To characterize remote secondary neurodegeneration of spinal tracts and neurons below a cervical spinal cord injury (SCI) and its relation to the severity of injury, the integrity of efferent and afferent pathways, and clinical impairment.
A comprehensive high-resolution MRI protocol was acquired in 17 traumatic cervical SCI patients and 14 controls at 3T. At the cervical lesion, a sagittal T2-weighted scan provided information on the width of preserved midsagittal tissue bridges. In the lumbar enlargement, high-resolution T2*-weighted and diffusion-weighted scans were used to calculate tissue-specific cross-sectional areas and diffusion indices, respectively. Regression analyses determined associations between MRI readouts and the electrophysiologic and clinical measures.
At the cervical injury level, preserved midsagittal tissue bridges were present in the majority of patients.
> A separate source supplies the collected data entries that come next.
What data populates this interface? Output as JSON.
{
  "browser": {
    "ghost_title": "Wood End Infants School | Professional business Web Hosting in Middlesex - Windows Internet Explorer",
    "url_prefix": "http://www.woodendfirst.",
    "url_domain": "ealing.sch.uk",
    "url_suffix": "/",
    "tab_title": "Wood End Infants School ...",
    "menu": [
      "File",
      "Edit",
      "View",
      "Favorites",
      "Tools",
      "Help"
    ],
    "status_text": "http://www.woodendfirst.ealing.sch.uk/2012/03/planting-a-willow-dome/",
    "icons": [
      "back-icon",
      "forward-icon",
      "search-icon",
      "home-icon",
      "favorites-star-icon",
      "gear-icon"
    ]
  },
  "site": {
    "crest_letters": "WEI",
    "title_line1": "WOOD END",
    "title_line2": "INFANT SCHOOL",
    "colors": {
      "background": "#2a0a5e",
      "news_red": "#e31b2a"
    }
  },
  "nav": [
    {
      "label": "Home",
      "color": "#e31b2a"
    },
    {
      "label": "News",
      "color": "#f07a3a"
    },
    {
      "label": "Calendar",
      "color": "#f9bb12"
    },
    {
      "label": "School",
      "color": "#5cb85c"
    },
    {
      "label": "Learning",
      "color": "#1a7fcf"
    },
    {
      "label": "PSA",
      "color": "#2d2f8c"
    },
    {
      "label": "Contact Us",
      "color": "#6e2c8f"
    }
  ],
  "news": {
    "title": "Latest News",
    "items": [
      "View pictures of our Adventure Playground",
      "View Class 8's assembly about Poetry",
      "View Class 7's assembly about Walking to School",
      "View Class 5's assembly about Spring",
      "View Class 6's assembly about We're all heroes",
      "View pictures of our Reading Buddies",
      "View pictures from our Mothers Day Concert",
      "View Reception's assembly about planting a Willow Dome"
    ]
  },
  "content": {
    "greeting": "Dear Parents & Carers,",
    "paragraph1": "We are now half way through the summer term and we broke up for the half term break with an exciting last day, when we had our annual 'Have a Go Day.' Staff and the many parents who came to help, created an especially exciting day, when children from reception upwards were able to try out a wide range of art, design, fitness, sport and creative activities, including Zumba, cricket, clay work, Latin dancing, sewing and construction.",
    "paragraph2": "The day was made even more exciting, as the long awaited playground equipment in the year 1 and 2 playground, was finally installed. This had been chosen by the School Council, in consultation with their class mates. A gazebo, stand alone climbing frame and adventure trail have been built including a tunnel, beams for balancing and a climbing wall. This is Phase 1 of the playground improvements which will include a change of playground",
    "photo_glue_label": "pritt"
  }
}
In the lumbar enlargement, neurodegeneration—in terms of macrostructural and microstructural MRI changes—was evident in the white matter and ventral and dorsal horns. Patients with thinner midsagittal tissue bridges had smaller ventral horn area, higher radial diffusivity in the gray matter, smaller motor evoked potential amplitude from the lower extremities, and lower motor score. In addition, smaller width of midsagittal tissue bridges was also associated with smaller tibialis sensory evoked potential amplitude and lower light-touch score.
This study shows extensive tissue-specific cord pathology in infralesional spinal networks following cervical SCI, its magnitude relating to lesion severity, electrophysiologic integrity, and clinical impairment of the lower extremity. The clinical eloquence of remote neurodegenerative changes speaks to the application of neuroimaging biomarkers in diagnostic workup and planning of clinical trials.